Vibrationsdämpfung mit gequollenem PFA

Ein erhöhtes Dämpfungsverhältnis (0,05 → 0,08) ist vorteilhaft für die Verringerung der Resonanzamplitude, kann jedoch die verringerte Steifigkeit nicht ausgleichen. Der Nettoeffekt ist eine höhere Amplitude bei Resonanz. Für Reboiler mit bekannten durch Strömung-induzierten Vibrationsproblemen sollten Rohrstützplatten mit geringerem Abstand (0,8 m gegenüber . 1.2m) angegeben werden, um die Eigenfrequenz zu erhöhen und die Amplitude zu verringern.

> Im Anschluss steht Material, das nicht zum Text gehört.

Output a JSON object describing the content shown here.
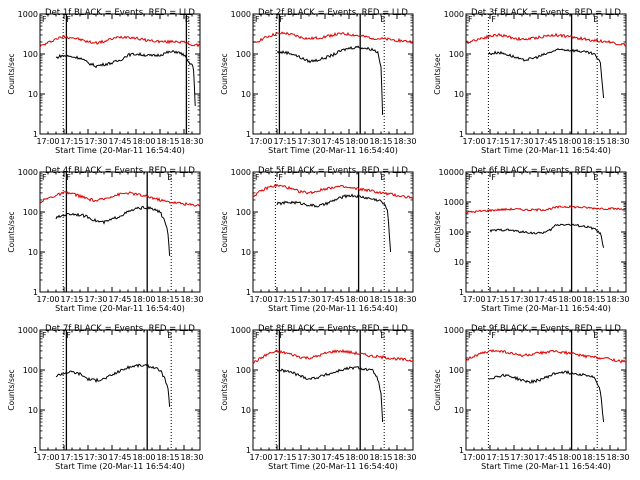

Spezifikationsleitfaden für DMC-Reoiler

Geben Sie für DMC-Reinigungsreboiler bei 90 Grad PFA mit einer Wandstärke von 1,8 mm (zur Minimierung der Quellspannung) und geschweißten Rohr----Rohrbodenverbindungen an. Vor der endgültigen Montage ist eine Vorquellung (DMC bei 90 Grad für 500 Stunden) erforderlich. Geben Sie für vibrationskritische Konstruktionen einen geringeren Abstand der Rohrhalterungen an und führen Sie eine Finite-Elemente-Analyse einschließlich der mechanischen Eigenschaften von PFA durch. Geben Sie bei der Angebotsanfrage die Rohrlänge, den Stützabstand und das erwartete Zweiphasen-Strömungsregime an. Der Aufpreis für Schweißverbindungen (10 -15 % gegenüber mechanischen Verbindungen) ist durch die viermal längere Ermüdungslebensdauer im DMC-Betrieb gerechtfertigt, wo ein Ausfall des Reboilers zu einer Kolonnenabschaltung führt, die 20.000 -50.000 $ pro Tag kostet. Bei vorhandenen Reboilern mit mechanischen Verbindungen ist das Drehmoment nach 500 Betriebsstunden (Nachquellen) und danach jährlich erneut anzuziehen. Für Systeme mit hoher Vibration (vorhersehbar anhand der Zweiphasenströmungsmodellierung) sind 1,5-mm-Wände mit Schweißverbindungen und zusätzlichen Stützplatten vorzusehen.